Targeting nomadic bass when they are easy to locate not only puts the odds in your favor, but helps eliminate a lot of water right out of the gate.

“When the alewives come in, the bass know it,” Nelson says. “The water temperature might be 70 degrees one day and 50 the next when it flips. It might last a few hours or a few days, depending on the wind, but you want to make sure you’re out there fishing because it’s a blast. You really just have to pay close attention to the wind to know when it’ll get good.”

Nelson adds that a telltale sign the alewives are in is an increase in salmon and trout anglers on the shore. Those coldwater species also come toward the bank to pursue alewives with the cooler water.

Break walls, piers or even offshore structure a few hundred yards out from the bank are good places to target smallies. Find the bait, and you’ll find hungry smallmouths.
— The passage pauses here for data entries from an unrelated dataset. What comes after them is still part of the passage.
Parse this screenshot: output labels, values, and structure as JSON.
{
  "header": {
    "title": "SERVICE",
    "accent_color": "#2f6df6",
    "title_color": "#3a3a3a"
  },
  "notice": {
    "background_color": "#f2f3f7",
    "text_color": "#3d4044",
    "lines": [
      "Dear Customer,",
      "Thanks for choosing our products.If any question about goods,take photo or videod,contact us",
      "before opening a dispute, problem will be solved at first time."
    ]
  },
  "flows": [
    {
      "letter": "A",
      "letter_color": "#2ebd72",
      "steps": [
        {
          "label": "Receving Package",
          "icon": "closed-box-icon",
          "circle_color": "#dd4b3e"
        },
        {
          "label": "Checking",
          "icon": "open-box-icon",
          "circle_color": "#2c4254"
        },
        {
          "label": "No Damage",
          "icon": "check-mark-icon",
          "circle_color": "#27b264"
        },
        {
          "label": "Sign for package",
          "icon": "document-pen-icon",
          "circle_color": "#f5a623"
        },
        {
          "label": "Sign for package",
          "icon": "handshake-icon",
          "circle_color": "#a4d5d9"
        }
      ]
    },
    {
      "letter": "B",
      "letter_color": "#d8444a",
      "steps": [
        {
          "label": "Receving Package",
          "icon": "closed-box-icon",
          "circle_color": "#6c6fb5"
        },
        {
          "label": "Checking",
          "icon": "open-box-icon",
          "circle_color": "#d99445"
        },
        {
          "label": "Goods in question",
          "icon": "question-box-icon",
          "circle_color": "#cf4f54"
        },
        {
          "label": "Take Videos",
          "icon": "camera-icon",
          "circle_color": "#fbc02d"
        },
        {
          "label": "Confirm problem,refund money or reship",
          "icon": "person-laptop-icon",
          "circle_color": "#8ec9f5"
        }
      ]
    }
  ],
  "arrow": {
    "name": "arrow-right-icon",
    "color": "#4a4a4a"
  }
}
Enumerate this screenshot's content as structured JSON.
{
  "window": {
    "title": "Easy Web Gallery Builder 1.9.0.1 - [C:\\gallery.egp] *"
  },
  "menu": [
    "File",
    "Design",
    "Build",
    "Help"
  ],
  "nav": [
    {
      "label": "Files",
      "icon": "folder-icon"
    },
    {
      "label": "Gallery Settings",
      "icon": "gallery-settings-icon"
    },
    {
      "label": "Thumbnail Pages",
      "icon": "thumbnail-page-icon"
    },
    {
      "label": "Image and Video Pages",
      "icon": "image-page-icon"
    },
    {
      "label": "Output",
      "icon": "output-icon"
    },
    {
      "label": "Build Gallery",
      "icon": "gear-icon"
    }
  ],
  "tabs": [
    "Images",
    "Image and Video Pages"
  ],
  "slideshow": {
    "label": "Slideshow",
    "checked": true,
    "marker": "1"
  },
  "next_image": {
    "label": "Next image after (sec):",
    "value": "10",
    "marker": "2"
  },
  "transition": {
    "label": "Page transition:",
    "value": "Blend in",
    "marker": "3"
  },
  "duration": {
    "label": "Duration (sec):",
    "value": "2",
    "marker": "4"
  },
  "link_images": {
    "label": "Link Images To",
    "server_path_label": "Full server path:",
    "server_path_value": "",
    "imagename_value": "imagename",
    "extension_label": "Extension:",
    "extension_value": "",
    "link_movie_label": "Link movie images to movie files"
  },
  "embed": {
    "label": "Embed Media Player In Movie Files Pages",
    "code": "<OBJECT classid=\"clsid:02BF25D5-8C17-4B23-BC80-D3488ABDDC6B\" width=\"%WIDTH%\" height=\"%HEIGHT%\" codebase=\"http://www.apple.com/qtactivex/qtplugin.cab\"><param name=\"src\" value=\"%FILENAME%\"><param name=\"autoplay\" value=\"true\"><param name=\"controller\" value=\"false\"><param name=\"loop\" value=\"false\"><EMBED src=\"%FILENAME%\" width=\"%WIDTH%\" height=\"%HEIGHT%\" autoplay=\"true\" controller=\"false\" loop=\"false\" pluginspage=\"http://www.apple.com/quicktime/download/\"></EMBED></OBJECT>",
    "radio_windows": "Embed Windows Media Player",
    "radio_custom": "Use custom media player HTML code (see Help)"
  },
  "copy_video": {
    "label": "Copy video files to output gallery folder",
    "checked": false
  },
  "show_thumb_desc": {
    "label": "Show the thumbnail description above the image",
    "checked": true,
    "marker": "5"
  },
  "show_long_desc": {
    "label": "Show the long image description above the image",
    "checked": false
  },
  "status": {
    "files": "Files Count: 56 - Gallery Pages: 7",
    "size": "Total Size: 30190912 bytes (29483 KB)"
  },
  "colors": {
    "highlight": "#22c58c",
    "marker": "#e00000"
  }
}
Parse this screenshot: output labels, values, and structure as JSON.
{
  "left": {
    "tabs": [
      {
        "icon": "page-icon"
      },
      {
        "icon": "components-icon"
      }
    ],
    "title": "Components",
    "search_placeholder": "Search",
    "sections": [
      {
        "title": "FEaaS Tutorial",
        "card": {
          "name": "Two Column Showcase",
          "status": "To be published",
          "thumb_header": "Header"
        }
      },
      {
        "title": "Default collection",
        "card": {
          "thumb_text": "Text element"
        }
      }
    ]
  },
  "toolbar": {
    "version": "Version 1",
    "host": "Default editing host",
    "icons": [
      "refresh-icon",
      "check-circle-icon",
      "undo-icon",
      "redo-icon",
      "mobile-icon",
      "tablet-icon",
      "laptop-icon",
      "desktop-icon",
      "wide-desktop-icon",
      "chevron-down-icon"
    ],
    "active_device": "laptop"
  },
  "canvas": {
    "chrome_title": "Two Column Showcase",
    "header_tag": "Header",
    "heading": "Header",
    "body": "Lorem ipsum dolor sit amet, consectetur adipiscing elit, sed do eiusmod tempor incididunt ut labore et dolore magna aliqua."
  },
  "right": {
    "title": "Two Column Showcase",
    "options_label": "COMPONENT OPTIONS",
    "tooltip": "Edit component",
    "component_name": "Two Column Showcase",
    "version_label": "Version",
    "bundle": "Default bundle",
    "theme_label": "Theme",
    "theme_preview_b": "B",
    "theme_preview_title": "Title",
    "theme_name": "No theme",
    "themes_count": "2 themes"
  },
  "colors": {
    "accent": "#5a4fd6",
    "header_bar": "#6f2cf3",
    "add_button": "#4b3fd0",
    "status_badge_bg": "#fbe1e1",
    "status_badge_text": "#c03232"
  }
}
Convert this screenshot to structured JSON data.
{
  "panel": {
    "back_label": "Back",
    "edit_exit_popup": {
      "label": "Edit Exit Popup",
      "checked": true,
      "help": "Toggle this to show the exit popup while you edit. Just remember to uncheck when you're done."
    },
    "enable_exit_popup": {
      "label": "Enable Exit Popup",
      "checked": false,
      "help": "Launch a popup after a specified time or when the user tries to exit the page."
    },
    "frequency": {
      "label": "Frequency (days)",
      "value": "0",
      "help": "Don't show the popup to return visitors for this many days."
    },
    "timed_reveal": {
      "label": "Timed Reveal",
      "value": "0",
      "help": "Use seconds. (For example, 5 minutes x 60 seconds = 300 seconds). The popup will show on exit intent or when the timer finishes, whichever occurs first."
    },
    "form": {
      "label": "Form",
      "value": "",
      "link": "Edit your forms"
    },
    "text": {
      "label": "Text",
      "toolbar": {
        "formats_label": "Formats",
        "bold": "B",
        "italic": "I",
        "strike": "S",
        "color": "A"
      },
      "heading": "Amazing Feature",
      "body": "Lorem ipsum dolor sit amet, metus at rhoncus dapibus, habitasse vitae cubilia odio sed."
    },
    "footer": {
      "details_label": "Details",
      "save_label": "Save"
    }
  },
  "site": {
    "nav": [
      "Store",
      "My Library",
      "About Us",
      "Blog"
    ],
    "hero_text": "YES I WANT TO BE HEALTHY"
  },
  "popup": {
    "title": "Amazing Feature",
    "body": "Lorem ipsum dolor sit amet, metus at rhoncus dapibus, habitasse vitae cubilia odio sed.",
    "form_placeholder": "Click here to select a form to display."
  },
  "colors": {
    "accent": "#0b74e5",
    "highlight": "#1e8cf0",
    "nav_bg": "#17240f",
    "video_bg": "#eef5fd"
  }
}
“They are easy to catch in this situation when you get around them. Match the hatch and you’ll catch them,” Nelson says. “It’s a lot of fun. You’ll want to go back out and catch them again the next day, but you have to wait for the conditions to be right.”


Matt Becker

Inland Waters

Tour pro Matt Becker agrees that summertime is the right time to target smallmouths gorging on alewives.

“There’s a reservoir near me that the smallmouths chase alewives on, and from postspawn through the summer is when I target them,” says the Finleyville, Pa., pro. “That’s when those fish are moving out deep trying to recover from the spawn and trying to eat all day. They roam all over the lake chasing alewives anywhere there is deep water – 50 feet-plus. Once they get done spawning, they’re out looking for the buffet.”

Since the bait lives in no-man’s land, that means the smallies do, too. Because of that, Becker relies on his electronics and eyes to locate fish.

“First thing in the morning I’ll be looking for schooling fish, or at least for bait that might be pushed up to the surface,” he says. “From there, I’m idling. The bass are only there to eat. If you don’t see or mark bait, there’s no sense in making a cast.”

Becker runs dual 12-inch Lowrance graphs on his console, with one dedicated to a map and the other split with StructureScan on the bottom half and the top half split between 2D sonar and DownScan.

Matt Becker

“You can see big clouds of bait on StructureScan, and once you mark that, you can turn around and start casting,” Becker says. “You want to pay attention to what depth you’re seeing the alewives so you know where your bait should be. Sometimes they are 20 feet down over 100 feet [of water], and sometimes in 40 feet on bottom.”

Once Becker starts casting, he’s not inclined to stay in one area for long. If his first few casts don’t yield a bite, he’ll stick around (as long as he’s still marking bait) but try a different offering. If that doesn’t work, or he stops marking bait, he goes back to idling.

“I always pay attention to my graphs or keep my eyes on the surface of the water,” he adds. “Sometimes they’ll school all day, so you need to be alert. Once you find the bait, the bass are usually pretty easy to catch. So, if you aren’t catching any, you probably aren’t around them.”

No doubt it’s a different way to approaching smallmouth fishing, especially if you’re used to parking on structure to catch smallies. For those willing to break the mold, you can get in on some awesome fishing for bass that hardly get pressured.

“You really need to retrain yourself from fishing structure and thinking that fish live on that certain thing to thinking about fish following the bait wherever it goes,” says Becker. “It’s different and took me a little adjusting to get the hang of, but it’s fun.”



The Baits

Both Nelson and Becker keep things simple for this application. A 3- to 5-inch swimbait – a Keitech Swing Impact or Swing Impact FAT are favorites – is the No. 1 choice. They both like a swimbait in a shad color rigged on a 1/4-ounce head. An umbrella rig can also be a good choice, since alewives school in big groups. And, of course, you can’t count out a topwater for any schooling activity. Remember, keep things simple. These fish are looking to eat, so there’s no need to overcomplicate things.